Posted by on 13 septembre 2026 in Chroniques, Incontournables, Toutes les chroniques

(The Flenser, 4 septembre 2026)

En une poignée d’années, Chat Pile s’est imposé comme un incontournable du rock lourd, bruyant et sale, et figure désormais parmi ses têtes d’affiche.

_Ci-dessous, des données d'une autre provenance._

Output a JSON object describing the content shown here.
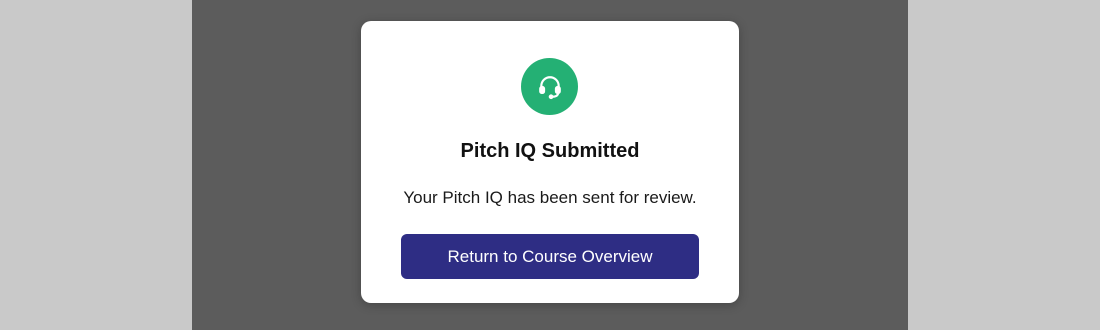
{
  "modal": {
    "icon": "headset-icon",
    "title": "Pitch IQ Submitted",
    "message": "Your Pitch IQ has been sent for review.",
    "primary_button_label": "Return to Course Overview"
  },
  "colors": {
    "icon_background": "#24b074",
    "button_background": "#2e2d84",
    "overlay": "#5c5c5c",
    "page_background": "#c9c9c9"
  }
}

Sa discographie est un sans-faute, tant au niveau des deux premiers albums que des EP, musique de film, disque live et autre collaboration heureuse (In the Earth Again, sublime album avec le guitariste de folk d’avant-garde Hayden Pedigo). Son univers s’étend entre cinéphilie obsessionnelle et drolatique, posture de faux redneck 3.0, angoisse existentielle et métaphysique. Le titre du nouvel album est une référence évidente à la chanson du Velvet Underground qui ouvre l’album Loaded, mais il est aussi à prendre au premier degré et interroge sur ce que veut dire vivre dans un monde violent et inégalitaire et sur le désastre climatique que l’on ne peut plus conjuguer au futur. 

Les dix titres qui le composent (et le morceau caché « Baby Jane », disponible uniquement sur la version CD) synthétisent ses différentes influences et aspérités avec une maestria et une efficacité redoutable. Dès l’ouverture et le titre « Creature », Chat Pile nous prend à la gorge et ne la lâche qu’une fois qu’il nous aura roulé dessus plusieurs fois. S’il a toujours été puissant et agressif, jamais il ne l’avait été avec autant de hargne, d’acuité, et d’épaisseur.

Le single antilibéral « PEN I S MALL » – témoignage acerbe de l’expérience d’agent de maintenance dans une grande surface du chanteur Raygun Busch – et l’anti religieux « Christabel ‘26 » dévoilent un groupe tiraillé entre le besoin de laisser exploser et celui d’intérioriser une rage trop grande pour ne pas être dangereuse pour lui-même. Même lorsqu’il lève le pied, sur le sombre « Same Rules », par exemple, ou encore le surprenant « Intruder » et ses chœurs féminins, on sent qu’il suffit de pas grand chose pour que Chat Pile  nous traîne une fois encore vers le glauque et le sordide.

Côté son, la production de Ben Greenberg (guitariste d’Uniform, ancien membre de The Men, producteur de METZ, Beach Fossils ou Lysistrata) fait cohabiter une multitude d’idées et d’influences dans un disque finalement assez compact au premier abord, mais qui se dévoile petit à petit dans toute sa variété. Raygun Busch est le premier à bénéficier de ce nouveau terrain de jeu, car jamais sa voix ne nous est apparue plus féroce ni plus animale et l’étendue de son registre joue beaucoup dans notre appréciation de l’album. Nul doute que la collaboration avec Hayden Pedigo lui a fait du bien. On appréciera également le traitement fait à la basse de Stin et à la batterie du Cap’n’Ron qui n’auront jamais sonné aussi classe ni aussi juste. La guitare de Luther Manhole, quant à elle, brille surtout par sa stupéfiante efficacité. Le gars ne figurera jamais dans la liste des meilleurs guitaristes, mais on ne peut lui retirer l’intensité avec laquelle il recycle ses influences plus ou moins évidentes. Au final on oublie vite de s’en plaindre et ne reste que cette impression de grandeur, de puissance et de familiarité innée. 

Who Loves the Sun est un grand disque : le meilleur de Chat Pile à ce jour (à égalité avec In the Earth Again). L’écouter à fond équivaut à regarder le vide et ressentir un vertige qui nous attire et nous terrorise en même temps. Le quatuor d’Oklahoma City réussit brillamment à transformer le plomb que représente des décennies de violence libérale étasunienne, sinon en or, du moins en rage et en cris et si ça ne sera jamais suffisant, ce sera toujours au moins ça. Tant qu’il y aura des groupes comme Chat Pile capables de sortir des œuvres de cet acabit, il y aura de quoi espérer autre chose que ce que le monde tend à vouloir nous offrir. On prend.